Background: Elderly people often suffer from disturbed sleep. Because traditional Chinese medicine indicates that acupressure therapy may induce sedation, testing the effectiveness of acupressure in enhancing the quality of sleep of institutionalized residents with a well-designed scientific study is needed.
Methods: A randomized block experimental design was used. The Pittsburgh Sleep Quality Index (PSQI) questionnaire was used as a screening tool to select subjects with sleep disturbance. By matching the effects of hypertension, hypnosis, naps, and exercise, subjects were randomly assigned to an acupressure group, a sham acupressure group, and a control group. Each group had 28 subjects for a total of 84 subjects. The same massage routine was used in the acupressure group and the sham acupressure group, whereas only conversation was employed in the control group.

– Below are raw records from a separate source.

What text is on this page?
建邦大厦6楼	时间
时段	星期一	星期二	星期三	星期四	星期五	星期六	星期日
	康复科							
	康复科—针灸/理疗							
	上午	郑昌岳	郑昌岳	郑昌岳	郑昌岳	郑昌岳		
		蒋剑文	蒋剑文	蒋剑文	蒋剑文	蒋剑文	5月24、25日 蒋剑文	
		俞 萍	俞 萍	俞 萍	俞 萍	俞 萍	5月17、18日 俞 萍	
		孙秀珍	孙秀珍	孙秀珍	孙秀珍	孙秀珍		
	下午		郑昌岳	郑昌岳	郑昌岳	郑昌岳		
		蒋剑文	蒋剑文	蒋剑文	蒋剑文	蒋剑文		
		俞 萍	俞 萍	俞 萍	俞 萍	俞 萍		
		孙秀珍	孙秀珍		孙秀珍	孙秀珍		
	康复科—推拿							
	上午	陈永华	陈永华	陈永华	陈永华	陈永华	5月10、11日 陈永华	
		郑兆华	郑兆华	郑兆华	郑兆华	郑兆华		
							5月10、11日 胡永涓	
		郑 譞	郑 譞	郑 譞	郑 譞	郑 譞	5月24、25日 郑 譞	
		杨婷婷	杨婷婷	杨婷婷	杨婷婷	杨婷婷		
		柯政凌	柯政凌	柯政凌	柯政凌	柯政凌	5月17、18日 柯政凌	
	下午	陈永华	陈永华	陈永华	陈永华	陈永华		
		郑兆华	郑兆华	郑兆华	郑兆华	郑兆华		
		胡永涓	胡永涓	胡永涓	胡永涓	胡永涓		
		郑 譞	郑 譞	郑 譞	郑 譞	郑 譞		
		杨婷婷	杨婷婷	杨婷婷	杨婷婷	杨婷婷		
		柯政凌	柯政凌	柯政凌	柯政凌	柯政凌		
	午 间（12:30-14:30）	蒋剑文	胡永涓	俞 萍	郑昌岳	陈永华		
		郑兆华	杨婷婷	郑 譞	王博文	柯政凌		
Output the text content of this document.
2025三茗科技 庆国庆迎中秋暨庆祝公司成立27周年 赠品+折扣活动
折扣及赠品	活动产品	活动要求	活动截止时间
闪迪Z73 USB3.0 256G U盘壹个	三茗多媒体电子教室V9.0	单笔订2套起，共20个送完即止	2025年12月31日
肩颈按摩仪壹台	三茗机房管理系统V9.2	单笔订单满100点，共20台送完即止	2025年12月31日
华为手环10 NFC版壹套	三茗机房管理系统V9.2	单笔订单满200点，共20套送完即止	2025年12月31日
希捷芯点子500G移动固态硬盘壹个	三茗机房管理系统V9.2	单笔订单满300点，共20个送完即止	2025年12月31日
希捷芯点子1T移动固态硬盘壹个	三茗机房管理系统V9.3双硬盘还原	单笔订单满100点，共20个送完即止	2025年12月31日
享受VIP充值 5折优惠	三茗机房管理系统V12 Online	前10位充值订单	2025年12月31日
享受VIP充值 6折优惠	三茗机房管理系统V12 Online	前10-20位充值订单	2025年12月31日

Results: There were significant differences in PSQI subscale scores of the quality, latency, duration, efficiency, disturbances of sleep, and global PSQI scores among subjects in the three groups before and after interventions. Furthermore, there was a significant reduction in the frequencies of nocturnal awakening and night wakeful time in the acupressure group compared to the other two groups.
Conclusions: This study confirmed the effectiveness of acupressure in improving the quality of sleep of elderly people and offered a nonpharmacological therapy method for sleep-disturbed elderly people.